Pour surmonter son manque de formation scientifique, Blackwell utilisa les propres données de Darwin dans The Sexes Throughout Nature . Même si elle croyait fermement en les mathématiques, la raison et les données quantitatives, ses conclusions étaient plus philosophiques que scientifiques. Mais dans les années 1870, les propres conclusions de Darwin reposaient sur les incertitudes de la génétique, un domaine encore mal compris. Par exemple, il croyait (à tort) que les organismes héritaient en grande partie des caractéristiques des parents du même sexe.

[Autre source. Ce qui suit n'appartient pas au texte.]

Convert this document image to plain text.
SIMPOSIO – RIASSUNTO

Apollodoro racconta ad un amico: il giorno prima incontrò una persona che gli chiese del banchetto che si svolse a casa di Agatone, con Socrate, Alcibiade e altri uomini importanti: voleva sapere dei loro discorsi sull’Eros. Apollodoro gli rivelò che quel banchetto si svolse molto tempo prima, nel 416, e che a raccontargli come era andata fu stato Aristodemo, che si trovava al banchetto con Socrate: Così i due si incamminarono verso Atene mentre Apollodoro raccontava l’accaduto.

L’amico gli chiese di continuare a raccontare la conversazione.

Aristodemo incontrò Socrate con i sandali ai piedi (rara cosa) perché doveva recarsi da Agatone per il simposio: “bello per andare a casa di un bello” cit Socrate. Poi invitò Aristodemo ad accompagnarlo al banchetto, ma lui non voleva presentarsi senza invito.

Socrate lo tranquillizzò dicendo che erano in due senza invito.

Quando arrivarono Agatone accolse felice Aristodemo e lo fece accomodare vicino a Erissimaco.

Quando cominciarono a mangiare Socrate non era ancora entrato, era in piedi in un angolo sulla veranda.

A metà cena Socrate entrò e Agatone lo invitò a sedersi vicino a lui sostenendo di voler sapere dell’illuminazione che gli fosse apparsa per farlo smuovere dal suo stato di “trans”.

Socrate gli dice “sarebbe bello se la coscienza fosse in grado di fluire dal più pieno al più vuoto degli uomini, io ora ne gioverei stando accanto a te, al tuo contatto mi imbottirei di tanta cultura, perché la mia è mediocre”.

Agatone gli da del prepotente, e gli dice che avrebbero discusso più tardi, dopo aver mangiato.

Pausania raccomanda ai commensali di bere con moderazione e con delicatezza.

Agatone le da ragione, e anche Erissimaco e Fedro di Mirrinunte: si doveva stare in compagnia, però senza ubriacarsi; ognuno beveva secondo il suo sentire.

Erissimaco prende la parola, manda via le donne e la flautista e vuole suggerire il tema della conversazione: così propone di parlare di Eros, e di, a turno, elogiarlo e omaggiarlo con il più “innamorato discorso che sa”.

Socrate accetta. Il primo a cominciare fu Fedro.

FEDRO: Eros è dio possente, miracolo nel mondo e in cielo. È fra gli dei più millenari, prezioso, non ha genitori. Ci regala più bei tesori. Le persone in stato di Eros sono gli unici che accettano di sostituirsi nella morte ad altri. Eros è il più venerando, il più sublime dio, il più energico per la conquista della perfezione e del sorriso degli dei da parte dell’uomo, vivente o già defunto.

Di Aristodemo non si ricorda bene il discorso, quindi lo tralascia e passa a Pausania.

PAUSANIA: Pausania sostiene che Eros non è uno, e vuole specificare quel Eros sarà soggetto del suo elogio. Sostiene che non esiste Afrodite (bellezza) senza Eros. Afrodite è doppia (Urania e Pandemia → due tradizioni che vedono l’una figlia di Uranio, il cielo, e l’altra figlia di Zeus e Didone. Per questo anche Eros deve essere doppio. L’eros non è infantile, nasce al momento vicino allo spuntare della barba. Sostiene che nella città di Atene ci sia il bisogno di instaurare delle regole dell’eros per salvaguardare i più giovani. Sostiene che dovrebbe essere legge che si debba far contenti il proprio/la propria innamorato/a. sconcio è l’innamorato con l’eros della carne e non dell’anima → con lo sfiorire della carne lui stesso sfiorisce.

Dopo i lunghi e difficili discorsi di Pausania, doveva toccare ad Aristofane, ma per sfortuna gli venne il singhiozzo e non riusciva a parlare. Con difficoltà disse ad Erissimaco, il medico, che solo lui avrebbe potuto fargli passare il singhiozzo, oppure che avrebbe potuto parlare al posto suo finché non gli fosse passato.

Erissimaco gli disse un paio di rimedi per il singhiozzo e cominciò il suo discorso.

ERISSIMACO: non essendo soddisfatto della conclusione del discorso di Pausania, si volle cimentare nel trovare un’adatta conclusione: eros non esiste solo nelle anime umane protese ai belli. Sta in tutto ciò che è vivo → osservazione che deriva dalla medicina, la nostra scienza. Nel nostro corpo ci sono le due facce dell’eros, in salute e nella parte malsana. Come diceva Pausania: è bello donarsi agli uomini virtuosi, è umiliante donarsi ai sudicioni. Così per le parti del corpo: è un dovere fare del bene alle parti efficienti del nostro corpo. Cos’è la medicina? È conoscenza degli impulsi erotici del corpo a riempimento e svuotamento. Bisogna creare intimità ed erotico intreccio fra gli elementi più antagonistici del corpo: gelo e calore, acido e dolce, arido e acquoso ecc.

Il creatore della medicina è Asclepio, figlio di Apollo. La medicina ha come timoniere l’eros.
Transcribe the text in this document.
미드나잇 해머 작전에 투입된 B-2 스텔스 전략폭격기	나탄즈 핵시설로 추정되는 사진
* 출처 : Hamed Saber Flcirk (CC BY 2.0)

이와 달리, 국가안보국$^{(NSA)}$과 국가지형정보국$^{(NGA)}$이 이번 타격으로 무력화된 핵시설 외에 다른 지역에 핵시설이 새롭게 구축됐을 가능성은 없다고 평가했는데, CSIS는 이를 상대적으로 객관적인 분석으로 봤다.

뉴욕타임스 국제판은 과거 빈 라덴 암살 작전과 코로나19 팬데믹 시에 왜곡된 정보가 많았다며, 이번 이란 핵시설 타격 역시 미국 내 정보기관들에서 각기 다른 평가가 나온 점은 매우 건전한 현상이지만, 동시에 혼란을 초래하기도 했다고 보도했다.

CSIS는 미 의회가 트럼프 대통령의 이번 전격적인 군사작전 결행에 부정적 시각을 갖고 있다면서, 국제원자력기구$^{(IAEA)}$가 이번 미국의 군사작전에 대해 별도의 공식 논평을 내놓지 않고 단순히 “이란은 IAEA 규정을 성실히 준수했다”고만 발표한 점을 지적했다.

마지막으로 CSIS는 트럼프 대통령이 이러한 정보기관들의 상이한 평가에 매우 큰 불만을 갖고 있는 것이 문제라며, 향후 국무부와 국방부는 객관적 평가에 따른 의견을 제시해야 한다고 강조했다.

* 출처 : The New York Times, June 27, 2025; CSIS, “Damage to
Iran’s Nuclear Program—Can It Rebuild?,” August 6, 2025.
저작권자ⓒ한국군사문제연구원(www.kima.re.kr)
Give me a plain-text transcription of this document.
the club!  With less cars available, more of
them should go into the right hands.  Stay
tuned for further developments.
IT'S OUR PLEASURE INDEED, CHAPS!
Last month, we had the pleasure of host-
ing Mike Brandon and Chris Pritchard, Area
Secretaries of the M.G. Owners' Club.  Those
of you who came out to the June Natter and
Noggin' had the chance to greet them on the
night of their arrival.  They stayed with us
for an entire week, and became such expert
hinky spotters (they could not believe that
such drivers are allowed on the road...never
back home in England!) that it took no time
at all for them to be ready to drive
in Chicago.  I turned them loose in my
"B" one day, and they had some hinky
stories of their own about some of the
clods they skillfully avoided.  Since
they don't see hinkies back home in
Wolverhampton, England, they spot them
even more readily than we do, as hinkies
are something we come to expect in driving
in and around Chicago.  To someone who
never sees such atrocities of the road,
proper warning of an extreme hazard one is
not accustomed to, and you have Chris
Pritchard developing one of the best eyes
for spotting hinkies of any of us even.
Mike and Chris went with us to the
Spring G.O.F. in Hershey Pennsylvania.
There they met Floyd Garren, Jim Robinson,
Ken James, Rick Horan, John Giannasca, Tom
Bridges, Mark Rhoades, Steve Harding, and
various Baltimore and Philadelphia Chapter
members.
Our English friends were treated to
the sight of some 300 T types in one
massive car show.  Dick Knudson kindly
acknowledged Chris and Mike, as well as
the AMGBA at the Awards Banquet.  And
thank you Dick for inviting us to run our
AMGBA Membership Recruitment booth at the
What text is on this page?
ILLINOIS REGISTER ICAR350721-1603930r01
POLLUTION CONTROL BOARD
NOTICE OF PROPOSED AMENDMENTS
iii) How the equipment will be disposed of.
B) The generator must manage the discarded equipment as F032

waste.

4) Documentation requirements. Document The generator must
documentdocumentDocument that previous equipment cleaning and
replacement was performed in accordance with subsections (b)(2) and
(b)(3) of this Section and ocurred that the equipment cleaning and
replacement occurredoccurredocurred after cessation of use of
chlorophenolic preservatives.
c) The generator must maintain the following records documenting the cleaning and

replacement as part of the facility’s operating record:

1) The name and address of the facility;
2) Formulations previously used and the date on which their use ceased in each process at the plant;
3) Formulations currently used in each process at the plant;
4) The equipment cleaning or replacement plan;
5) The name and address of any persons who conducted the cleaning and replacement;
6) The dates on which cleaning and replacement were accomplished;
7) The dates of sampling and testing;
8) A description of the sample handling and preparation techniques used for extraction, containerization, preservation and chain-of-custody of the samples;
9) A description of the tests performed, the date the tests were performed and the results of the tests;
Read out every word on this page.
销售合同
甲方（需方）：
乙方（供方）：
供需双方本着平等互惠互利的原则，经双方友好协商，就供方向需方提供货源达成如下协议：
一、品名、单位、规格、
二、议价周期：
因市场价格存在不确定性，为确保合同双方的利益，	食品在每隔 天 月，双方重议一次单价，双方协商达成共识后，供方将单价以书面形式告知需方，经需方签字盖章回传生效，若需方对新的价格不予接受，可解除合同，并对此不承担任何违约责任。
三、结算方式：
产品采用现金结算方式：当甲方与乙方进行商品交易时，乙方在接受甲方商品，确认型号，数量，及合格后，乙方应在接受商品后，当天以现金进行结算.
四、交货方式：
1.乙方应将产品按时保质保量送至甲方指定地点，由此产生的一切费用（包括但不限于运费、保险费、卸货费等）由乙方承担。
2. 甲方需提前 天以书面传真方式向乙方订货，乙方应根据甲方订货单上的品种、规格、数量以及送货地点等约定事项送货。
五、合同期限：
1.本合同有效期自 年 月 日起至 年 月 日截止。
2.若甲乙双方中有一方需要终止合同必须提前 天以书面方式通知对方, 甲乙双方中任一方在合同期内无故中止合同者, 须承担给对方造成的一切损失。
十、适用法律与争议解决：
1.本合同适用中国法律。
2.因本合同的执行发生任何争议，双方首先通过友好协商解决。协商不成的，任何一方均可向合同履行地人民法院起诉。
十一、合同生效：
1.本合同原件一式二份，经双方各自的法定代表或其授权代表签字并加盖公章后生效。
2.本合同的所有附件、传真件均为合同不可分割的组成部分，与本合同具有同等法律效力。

Blackwell a déclaré que les conclusions de Darwin ne tenaient pas compte des caractéristiques uniques des femelles de toutes les espèces. Blackwell s'est donc chargée de la tâche elle-même. Elle a divisé les cartes en catégories de plantes, insectes, poissons, mammifères aquatiques, oiseaux, herbivores, carnivores et humains. Elle a ensuite évalué les caractéristiques des hommes et des femmes de chaque groupe. Blackwell note par exemple que les lions mâles sont physiquement plus gros et plus forts, tandis que les lions femelles sont «plus complexes en structure et en fonctions» en raison de leur capacité à se reproduire et à nourrir leurs petits.

En réexaminant les données de Darwin, Blackwell conclut: «Dans l’ensemble, les mâles et les femelles de la même espèce, du mollusque à l’homme, peuvent continuer leur évolution, en tant qu’équivalent, dans tous les modes de force, physique et psychique." ont soutenu que les mâles et les femelles de toutes les espèces avaient des forces différentes, mais qu'en fin de compte, leurs forces existaient en équilibre.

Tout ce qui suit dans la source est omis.